EUROPE can learn from the regeneration of the North East, according to Finland’s ambassador to the UK.
EUROPE can learn from the regeneration of the North East, according to Finland’s ambassador to the UK. Pekka Huhtaniemi labelled Newcastle a shining beacon of cultural and industrial reinvention when he visited the city yesterday.
But he warned it was important for the region that the UK remains an “important member” of the European Union.
“There is traditionally an affinity between North East England and the Nordic countries,” said the ambassador.
“Newcastle is known in Finland as an industrial city. You have a glorious past as a great industrial centre based on coal and shipbuilding, but obviously a lot of those industries have disappeared. The North East has really succeeded with the problem of what to do next.
“I am sure it has been a long and difficult process, but the region has been able to create new, dynamic industries in the sectors of chemical industries, microelectronics, pharmaceuticals and offshore energy.
“Newcastle can provide some useful lessons to Finland in how to be successful in regeneration.”
Mr Huhtaniemi, who is normally based in London, was visiting the North East ahead of a conference on the position of the North East in Europe and the global economy.
As part of his trip he toured The Sage Gateshead, as well as Newcastle’s St Nicholas’ Cathedral.
“The creative industries have been revitalised too,” he said.
“The Baltic art gallery is well-known in Finland, Finnish artists have exhibited there. And The Sage is almost a symbol of regeneration. You don’t expect that kind of avant garde building in this landscape. It is provocative, but I think it is provocative in a positive way.

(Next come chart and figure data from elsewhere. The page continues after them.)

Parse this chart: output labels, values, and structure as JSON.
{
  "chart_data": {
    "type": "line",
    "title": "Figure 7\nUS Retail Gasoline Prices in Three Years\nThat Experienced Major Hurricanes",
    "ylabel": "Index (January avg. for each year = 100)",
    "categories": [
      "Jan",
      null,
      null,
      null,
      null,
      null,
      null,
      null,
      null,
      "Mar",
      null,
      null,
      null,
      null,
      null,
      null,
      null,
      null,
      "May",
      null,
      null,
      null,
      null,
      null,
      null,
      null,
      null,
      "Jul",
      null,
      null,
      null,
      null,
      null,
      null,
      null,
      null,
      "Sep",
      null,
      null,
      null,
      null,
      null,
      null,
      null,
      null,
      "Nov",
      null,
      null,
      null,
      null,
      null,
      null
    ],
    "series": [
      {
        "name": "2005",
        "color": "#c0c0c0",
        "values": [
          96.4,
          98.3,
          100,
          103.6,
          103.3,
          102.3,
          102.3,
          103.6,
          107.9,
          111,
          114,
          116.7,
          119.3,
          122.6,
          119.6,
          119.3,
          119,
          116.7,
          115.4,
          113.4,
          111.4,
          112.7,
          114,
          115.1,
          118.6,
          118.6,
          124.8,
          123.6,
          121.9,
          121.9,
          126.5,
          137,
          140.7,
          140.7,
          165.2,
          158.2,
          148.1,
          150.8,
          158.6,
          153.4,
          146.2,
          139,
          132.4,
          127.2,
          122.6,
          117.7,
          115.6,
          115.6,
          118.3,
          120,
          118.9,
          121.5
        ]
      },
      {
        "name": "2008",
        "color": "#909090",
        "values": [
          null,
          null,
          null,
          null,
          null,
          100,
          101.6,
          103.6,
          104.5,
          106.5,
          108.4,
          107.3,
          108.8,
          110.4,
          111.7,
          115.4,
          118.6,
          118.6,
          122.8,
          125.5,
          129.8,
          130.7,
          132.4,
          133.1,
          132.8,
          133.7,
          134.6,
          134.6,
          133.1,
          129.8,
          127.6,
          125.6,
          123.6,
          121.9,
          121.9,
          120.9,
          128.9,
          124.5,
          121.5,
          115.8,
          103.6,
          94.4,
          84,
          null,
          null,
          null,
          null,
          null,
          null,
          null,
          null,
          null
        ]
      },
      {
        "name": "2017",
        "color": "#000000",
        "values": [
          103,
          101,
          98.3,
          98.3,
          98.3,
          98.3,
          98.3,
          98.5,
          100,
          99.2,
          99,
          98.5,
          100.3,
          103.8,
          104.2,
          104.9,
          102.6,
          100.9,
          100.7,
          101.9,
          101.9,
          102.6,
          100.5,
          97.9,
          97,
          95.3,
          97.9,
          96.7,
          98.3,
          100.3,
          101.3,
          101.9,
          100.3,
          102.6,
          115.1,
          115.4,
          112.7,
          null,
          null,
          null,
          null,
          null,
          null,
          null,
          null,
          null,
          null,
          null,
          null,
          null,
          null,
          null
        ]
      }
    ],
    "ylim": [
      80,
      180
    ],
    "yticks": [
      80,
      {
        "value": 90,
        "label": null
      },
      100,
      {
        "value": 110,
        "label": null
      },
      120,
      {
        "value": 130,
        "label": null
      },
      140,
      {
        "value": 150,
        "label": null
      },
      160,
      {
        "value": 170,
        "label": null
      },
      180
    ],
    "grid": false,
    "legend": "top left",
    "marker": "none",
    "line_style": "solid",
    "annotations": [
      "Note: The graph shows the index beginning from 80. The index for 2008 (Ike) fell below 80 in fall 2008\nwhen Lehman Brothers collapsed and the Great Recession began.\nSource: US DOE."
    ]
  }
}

“Even the football - in Newcastle there is a huge stadium which is almost always full, and in Sunderland it is the same. It creates a buzz in the economy.”

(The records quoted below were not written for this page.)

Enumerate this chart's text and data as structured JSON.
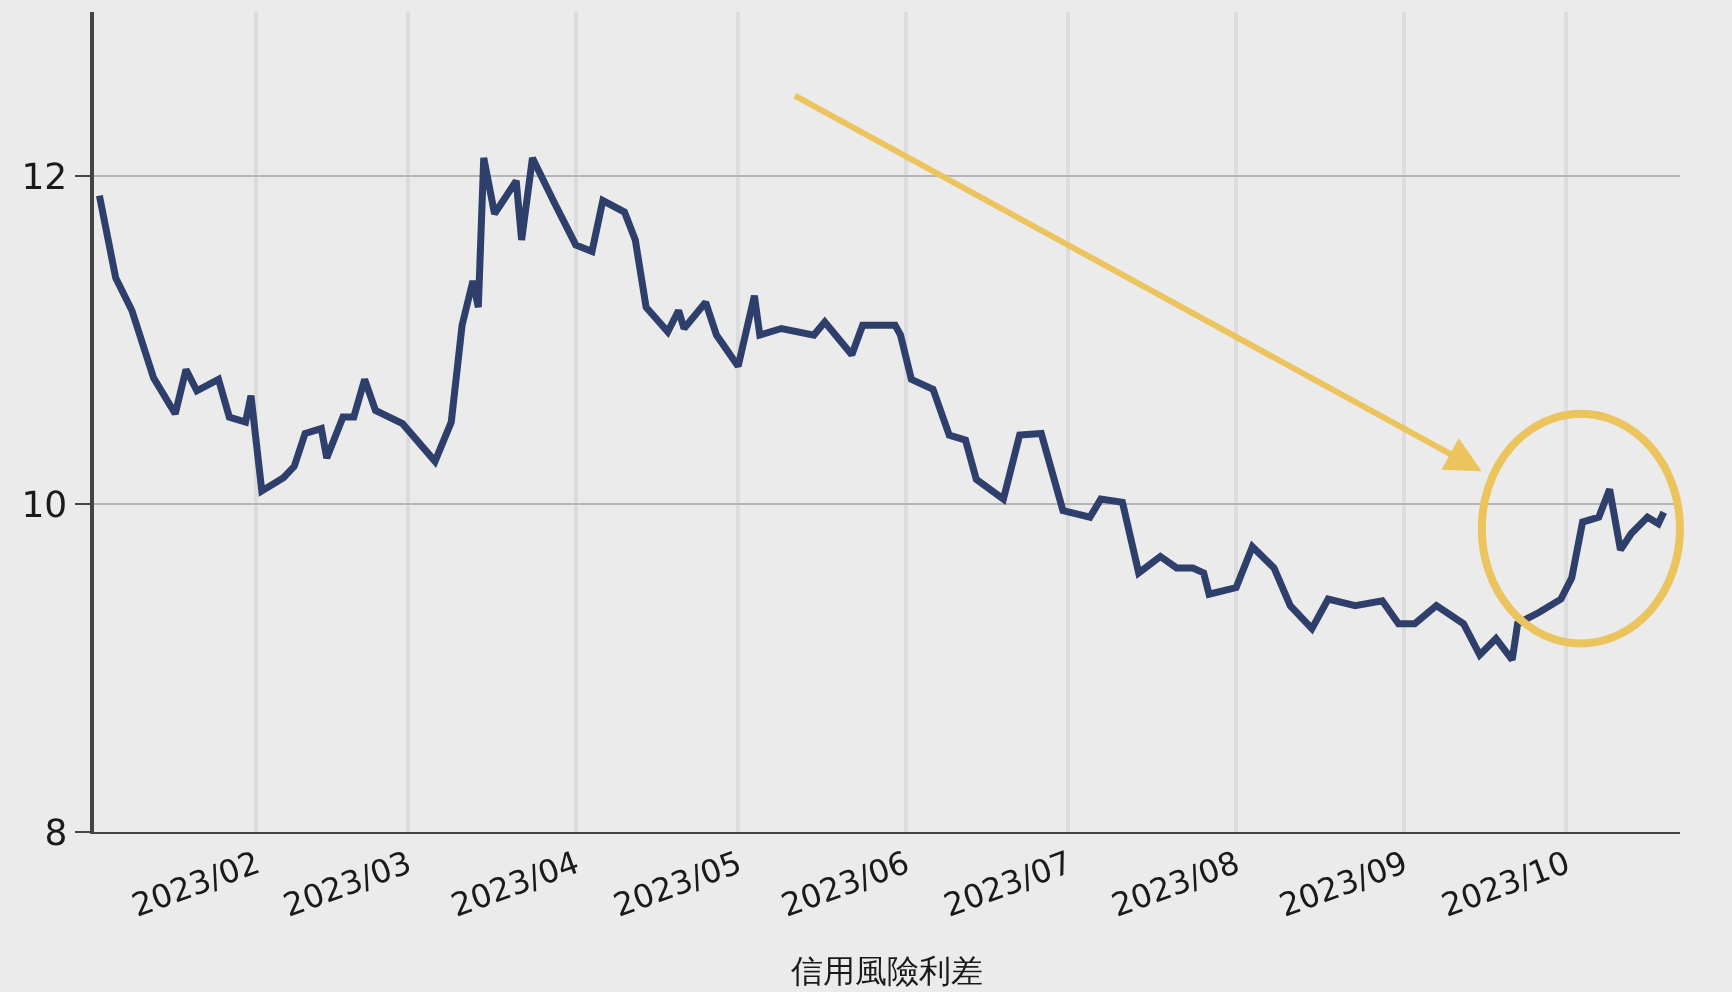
{
  "chart_data": {
    "type": "line",
    "xlabel": "信用風險利差",
    "x": [
      "2023-01-03",
      "2023-01-06",
      "2023-01-09",
      "2023-01-13",
      "2023-01-17",
      "2023-01-19",
      "2023-01-21",
      "2023-01-25",
      "2023-01-27",
      "2023-01-30",
      "2023-01-31",
      "2023-02-02",
      "2023-02-06",
      "2023-02-08",
      "2023-02-10",
      "2023-02-13",
      "2023-02-14",
      "2023-02-17",
      "2023-02-19",
      "2023-02-21",
      "2023-02-23",
      "2023-02-28",
      "2023-03-06",
      "2023-03-09",
      "2023-03-11",
      "2023-03-13",
      "2023-03-14",
      "2023-03-15",
      "2023-03-17",
      "2023-03-21",
      "2023-03-22",
      "2023-03-24",
      "2023-03-28",
      "2023-04-01",
      "2023-04-04",
      "2023-04-06",
      "2023-04-10",
      "2023-04-12",
      "2023-04-14",
      "2023-04-18",
      "2023-04-20",
      "2023-04-21",
      "2023-04-25",
      "2023-04-27",
      "2023-05-01",
      "2023-05-04",
      "2023-05-05",
      "2023-05-09",
      "2023-05-15",
      "2023-05-17",
      "2023-05-22",
      "2023-05-24",
      "2023-05-30",
      "2023-05-31",
      "2023-06-02",
      "2023-06-06",
      "2023-06-09",
      "2023-06-12",
      "2023-06-14",
      "2023-06-19",
      "2023-06-22",
      "2023-06-26",
      "2023-06-30",
      "2023-07-05",
      "2023-07-07",
      "2023-07-11",
      "2023-07-14",
      "2023-07-18",
      "2023-07-21",
      "2023-07-24",
      "2023-07-26",
      "2023-07-27",
      "2023-08-01",
      "2023-08-04",
      "2023-08-08",
      "2023-08-11",
      "2023-08-15",
      "2023-08-18",
      "2023-08-23",
      "2023-08-28",
      "2023-08-31",
      "2023-09-03",
      "2023-09-07",
      "2023-09-12",
      "2023-09-15",
      "2023-09-18",
      "2023-09-21",
      "2023-09-22",
      "2023-09-26",
      "2023-09-30",
      "2023-10-02",
      "2023-10-04",
      "2023-10-07",
      "2023-10-09",
      "2023-10-11",
      "2023-10-13",
      "2023-10-16",
      "2023-10-18",
      "2023-10-19"
    ],
    "series": [
      {
        "color": "#2e3f6b",
        "values": [
          11.88,
          11.38,
          11.18,
          10.77,
          10.55,
          10.82,
          10.69,
          10.76,
          10.53,
          10.5,
          10.66,
          10.08,
          10.16,
          10.23,
          10.43,
          10.46,
          10.28,
          10.53,
          10.53,
          10.76,
          10.57,
          10.49,
          10.26,
          10.5,
          11.09,
          11.36,
          11.2,
          12.11,
          11.77,
          11.97,
          11.61,
          12.11,
          11.84,
          11.58,
          11.54,
          11.85,
          11.78,
          11.61,
          11.2,
          11.05,
          11.18,
          11.07,
          11.23,
          11.03,
          10.84,
          11.27,
          11.03,
          11.07,
          11.03,
          11.11,
          10.91,
          11.09,
          11.09,
          11.03,
          10.76,
          10.7,
          10.42,
          10.39,
          10.15,
          10.03,
          10.42,
          10.43,
          9.96,
          9.92,
          10.03,
          10.01,
          9.58,
          9.68,
          9.61,
          9.61,
          9.58,
          9.45,
          9.49,
          9.74,
          9.61,
          9.38,
          9.24,
          9.42,
          9.38,
          9.41,
          9.27,
          9.27,
          9.38,
          9.27,
          9.08,
          9.18,
          9.05,
          9.27,
          9.34,
          9.42,
          9.55,
          9.89,
          9.92,
          10.09,
          9.72,
          9.82,
          9.92,
          9.88,
          9.95
        ]
      }
    ],
    "xlim": [
      "2023-01-02",
      "2023-10-22"
    ],
    "xticks": [
      {
        "value": "2023-02-01",
        "label": "2023/02"
      },
      {
        "value": "2023-03-01",
        "label": "2023/03"
      },
      {
        "value": "2023-04-01",
        "label": "2023/04"
      },
      {
        "value": "2023-05-01",
        "label": "2023/05"
      },
      {
        "value": "2023-06-01",
        "label": "2023/06"
      },
      {
        "value": "2023-07-01",
        "label": "2023/07"
      },
      {
        "value": "2023-08-01",
        "label": "2023/08"
      },
      {
        "value": "2023-09-01",
        "label": "2023/09"
      },
      {
        "value": "2023-10-01",
        "label": "2023/10"
      }
    ],
    "ylim": [
      8,
      13
    ],
    "yticks": [
      8,
      10,
      12
    ],
    "grid": true,
    "marker": "none",
    "line_style": "solid"
  }
}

Mr Huhtaniemi said the North East sits in the “Northern arc” of the EU, which also takes in Scandinavia, the Baltic states and developing markets in Russia.
Finnish companies such as engineering firm Wärtsilä, which has a base in Newton Aycliffe, have already embraced the region while industries such electric vehicles could create opportunities for co-operation.
But he estimates that no more than 100 Finns live in Northumberland, and the challenge remains to shake an image of the region shaped by 1990s TV.
“The Finnish love British TV, every day at 9am they show Heartbeat. A lot of people think the whole of the UK is like Yorkshire,” he said.
“Ordinary Finnish people still think of places like Newcastle as centres of declining industry, but it is part of my job to change that.”
However, his country fears those links could be damaged if David Cameron bows to pressures within his party and pulls out of Europe, Mr Huhtaniemi said.
“Finland is quite worried about this tendency in Britain to put a certain distance between herself and Europe,” he said. “Our politicians have expressed the wish that Britain would not contemplate leaving the EU.
“It could be very damaging to the EU, to Britain’s friends in the EU, and to Britain herself. She would lose some important assets. We hope that Britain remains an important member of the EU.”